Human readable alternative for UUIDs

tobib picture tobib · Mar 27, 2018 · Viewed 10.2k times · Source

I am working on a system that makes heavy use of pseudonyms to make privacy-critical data available to researchers. These pseudonyms should have the following properties:

  1. They should not contain any information (e.g. time of creation, relation to other pseudonyms, encoded data, …).
  2. It should be easy to create unique pseudonyms.
  3. They should be human readable. That means they should be easy for humans to compare, copy, and understand when read out aloud.

My first idea was to use UUID4. They are quite good on (1) and (2), but not so much on (3).

An variant is to encode UUIDs with a wider alphabet, resulting in shorter strings (see for example shortuuid). But I am not sure whether this actually improves readability.

Another approach I am currently looking into is a paper from 2005 titled "An optimal code for patient identifiers" which aims to tackle exactly my problem. The algorithm described there creates 8-character pseudonyms with 30 bits of entropy. I would prefer to use a more widely reviewed standard though.

Then there is also the git approach: only display the first few characters of the actual pseudonym. But this would mean that a pseudonym could lose its uniqueness after some time.

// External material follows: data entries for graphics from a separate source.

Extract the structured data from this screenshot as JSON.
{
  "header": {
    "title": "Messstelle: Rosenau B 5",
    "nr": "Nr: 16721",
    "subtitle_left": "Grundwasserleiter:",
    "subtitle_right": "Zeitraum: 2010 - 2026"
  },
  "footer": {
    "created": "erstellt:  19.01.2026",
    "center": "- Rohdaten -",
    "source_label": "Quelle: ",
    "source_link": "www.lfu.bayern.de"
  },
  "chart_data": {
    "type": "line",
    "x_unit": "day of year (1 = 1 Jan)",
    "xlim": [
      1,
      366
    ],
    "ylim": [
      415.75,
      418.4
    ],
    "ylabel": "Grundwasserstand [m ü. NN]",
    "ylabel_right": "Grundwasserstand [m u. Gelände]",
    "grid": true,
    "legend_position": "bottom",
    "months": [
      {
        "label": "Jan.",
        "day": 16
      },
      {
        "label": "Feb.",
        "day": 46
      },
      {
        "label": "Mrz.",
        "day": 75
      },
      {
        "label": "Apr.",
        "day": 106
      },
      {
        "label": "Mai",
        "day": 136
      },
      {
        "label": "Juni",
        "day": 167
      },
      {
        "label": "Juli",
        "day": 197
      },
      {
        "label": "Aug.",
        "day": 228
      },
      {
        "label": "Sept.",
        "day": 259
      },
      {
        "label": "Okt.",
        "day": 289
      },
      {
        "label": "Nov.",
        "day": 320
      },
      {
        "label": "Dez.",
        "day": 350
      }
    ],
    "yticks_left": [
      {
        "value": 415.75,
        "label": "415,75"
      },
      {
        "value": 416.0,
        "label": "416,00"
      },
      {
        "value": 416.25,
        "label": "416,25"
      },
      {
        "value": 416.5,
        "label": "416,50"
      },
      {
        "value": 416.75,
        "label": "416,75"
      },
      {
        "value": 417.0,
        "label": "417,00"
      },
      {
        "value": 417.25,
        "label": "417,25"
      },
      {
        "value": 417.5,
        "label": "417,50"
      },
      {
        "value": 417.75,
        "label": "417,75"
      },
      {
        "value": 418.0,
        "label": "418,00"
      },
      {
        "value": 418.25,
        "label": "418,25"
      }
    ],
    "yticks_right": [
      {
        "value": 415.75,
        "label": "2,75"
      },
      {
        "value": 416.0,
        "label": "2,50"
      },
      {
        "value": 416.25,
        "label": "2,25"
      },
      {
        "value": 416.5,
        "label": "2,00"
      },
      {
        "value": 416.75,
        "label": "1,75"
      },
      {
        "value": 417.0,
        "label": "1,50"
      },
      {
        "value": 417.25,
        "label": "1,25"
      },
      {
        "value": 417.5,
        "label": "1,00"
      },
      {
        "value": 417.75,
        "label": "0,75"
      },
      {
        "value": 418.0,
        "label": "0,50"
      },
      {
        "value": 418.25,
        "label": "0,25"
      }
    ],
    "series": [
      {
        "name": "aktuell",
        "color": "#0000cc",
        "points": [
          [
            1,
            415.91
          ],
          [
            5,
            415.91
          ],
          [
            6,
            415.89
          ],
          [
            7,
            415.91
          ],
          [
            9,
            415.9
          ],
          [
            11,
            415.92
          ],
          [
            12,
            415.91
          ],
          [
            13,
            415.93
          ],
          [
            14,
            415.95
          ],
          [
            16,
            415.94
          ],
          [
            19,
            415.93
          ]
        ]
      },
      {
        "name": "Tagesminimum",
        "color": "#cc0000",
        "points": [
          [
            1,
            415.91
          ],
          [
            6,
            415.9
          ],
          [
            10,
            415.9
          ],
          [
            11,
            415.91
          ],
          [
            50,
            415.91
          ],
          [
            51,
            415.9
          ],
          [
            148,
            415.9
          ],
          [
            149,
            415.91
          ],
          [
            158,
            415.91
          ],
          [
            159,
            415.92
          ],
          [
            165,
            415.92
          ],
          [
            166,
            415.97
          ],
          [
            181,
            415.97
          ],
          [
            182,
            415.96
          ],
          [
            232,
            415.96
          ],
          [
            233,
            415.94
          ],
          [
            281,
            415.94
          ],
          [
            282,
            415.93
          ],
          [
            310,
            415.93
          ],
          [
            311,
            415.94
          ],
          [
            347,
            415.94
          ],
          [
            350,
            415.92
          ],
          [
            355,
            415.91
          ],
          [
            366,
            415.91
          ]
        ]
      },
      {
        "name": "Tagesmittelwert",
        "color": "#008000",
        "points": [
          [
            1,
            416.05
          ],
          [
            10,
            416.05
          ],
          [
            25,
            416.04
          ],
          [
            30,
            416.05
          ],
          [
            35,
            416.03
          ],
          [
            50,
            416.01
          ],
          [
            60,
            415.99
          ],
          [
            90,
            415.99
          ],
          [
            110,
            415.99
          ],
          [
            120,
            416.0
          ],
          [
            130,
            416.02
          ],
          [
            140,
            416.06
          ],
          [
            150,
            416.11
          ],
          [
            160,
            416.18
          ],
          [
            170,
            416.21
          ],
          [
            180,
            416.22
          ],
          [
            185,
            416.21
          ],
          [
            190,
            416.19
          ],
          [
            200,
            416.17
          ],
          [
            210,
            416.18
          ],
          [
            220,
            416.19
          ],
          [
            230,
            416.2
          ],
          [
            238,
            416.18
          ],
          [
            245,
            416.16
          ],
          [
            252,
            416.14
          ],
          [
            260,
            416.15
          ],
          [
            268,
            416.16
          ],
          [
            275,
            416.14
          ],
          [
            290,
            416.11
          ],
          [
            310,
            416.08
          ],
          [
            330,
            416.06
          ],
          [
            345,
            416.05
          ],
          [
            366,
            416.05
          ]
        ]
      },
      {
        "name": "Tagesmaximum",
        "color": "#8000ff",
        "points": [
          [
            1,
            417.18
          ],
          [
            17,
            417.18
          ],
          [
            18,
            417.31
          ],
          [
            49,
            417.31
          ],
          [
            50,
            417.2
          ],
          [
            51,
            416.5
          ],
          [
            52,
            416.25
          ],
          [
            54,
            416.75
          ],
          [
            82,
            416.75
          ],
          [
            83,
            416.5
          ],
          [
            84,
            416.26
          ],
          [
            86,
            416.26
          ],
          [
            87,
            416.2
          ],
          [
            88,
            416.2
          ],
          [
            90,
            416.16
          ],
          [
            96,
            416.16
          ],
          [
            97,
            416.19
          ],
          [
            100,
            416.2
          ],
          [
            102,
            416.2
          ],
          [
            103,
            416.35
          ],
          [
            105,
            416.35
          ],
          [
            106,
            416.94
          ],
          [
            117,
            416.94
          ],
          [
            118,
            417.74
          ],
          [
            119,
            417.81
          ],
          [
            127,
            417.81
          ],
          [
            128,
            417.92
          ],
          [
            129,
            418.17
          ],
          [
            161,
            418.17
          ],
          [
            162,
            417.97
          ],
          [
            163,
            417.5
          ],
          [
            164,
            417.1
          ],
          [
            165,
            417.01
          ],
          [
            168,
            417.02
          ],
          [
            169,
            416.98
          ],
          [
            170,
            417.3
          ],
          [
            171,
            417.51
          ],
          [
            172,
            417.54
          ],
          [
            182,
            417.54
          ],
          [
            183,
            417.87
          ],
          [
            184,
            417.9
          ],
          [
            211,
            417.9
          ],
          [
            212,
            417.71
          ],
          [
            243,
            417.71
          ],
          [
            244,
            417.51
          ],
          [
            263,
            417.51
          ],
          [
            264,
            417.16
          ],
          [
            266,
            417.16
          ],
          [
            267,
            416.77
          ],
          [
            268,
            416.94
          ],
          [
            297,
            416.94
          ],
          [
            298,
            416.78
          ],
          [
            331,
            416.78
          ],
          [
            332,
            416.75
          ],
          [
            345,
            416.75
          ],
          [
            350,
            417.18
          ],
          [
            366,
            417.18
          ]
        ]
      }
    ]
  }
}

So my question is: Is there any widely-used standard for human-readable unique ids?

Answer

Vasiliy Faronov picture Vasiliy Faronov · May 12, 2018

Not aware of any widely-used standard for this. Here’s a non-widely-used one:

Proquints

https://arxiv.org/html/0901.4016

https://github.com/dsw/proquint

A UUID4 (128 bit) would be converted into 8 proquints. If that’s too much, you can take the last 64 bits of the UUID4 (= just take 64 random bits). This doesn’t make it magically lose uniqueness; only increases the likelihood of collisions, which was non-zero to begin with, and which you can estimate mathematically to decide if it’s still OK for your purposes.